Before his departure for Georgia, Mr Trump phoned Governor Brian Kemp and urged him to convene a special session of the state legislature and encourage state electors to vote for him rather than the winner Joe Biden. Mr Kemp refused. Aides said they also discussed the death of a family friend of Mr Kemp’s during the call, though the main topic was the election.

Tweeting before he left for Georgia on Saturday, the president attacked both Mr Kemp and Arizona’s Republican governor, another traditionally-Republican state that he lost: “Between Governor Doug Ducey of Arizona and Governor Brian Kemp of Georgia, the Democrat Party could not be happier. They fight harder against us than do the Radical Left Dems. If they were with us, we would have already won both Arizona and Georgia. We won more legal votes by far.”

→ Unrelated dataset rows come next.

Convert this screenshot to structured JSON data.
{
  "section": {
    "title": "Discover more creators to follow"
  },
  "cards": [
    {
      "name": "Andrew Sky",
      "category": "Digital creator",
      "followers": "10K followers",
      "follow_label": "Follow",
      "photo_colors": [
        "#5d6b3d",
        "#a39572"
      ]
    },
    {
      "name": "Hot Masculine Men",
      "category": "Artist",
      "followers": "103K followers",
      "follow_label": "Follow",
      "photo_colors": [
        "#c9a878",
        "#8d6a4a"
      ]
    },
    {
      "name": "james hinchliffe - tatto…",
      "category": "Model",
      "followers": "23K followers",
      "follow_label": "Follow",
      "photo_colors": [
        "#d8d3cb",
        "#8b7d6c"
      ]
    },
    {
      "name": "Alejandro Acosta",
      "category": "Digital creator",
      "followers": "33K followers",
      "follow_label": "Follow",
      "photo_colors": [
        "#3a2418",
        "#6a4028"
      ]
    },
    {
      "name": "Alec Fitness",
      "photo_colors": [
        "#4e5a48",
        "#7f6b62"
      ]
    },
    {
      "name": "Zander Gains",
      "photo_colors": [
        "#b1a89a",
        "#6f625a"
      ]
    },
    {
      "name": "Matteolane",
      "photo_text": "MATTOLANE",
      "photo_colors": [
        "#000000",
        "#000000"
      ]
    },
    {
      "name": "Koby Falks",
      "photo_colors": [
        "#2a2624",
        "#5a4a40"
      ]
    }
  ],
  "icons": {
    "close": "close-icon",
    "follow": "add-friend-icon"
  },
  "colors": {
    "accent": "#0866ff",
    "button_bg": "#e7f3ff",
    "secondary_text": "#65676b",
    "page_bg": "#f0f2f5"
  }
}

Georgia’s secretary of state Brad Raffensperger, dismissed the idea of convening the state assembly.

“We’re certainly not going to move the goalposts at this point in the election. We are going to continue to follow the letter of the law, which gives us a very clear-cut direction as to how to execute an election,” he said in an interview.

He also added that he himself, as a conservative Republican, was disappointed by the result, but that the outcome would not be overturned. His office was investigating 250 claims of fraud, he said, “but right now, we don’t see anything that would overturn the will of the people here in Georgia”.

Meanwhile, top vaccine official Moncef Slaoui, who has predicted that 100 million Americans will be vaccinated by February, pushed back at the assertion by president-elect Biden last week, adding that he had seen no plan on how the administration of the vaccines would be organised.

“There are plans,” he said in an interview on Sunday. “We haven’t had a chance yet to sit down with the transition team and explain in detail everything that has been planned and been done. We look forward to that happening,” he said, adding that he expects a meeting to take place this week.

The Biden team was briefed by top infectious disease expert Dr Anthony Fauci last week on the latest coronavirus strategy.

Leaders of the country’s military intelligence services are also expected to begin briefing the president-elect as early as Monday. Mr Trump announced on Friday he was withdrawing US troops from Somalia.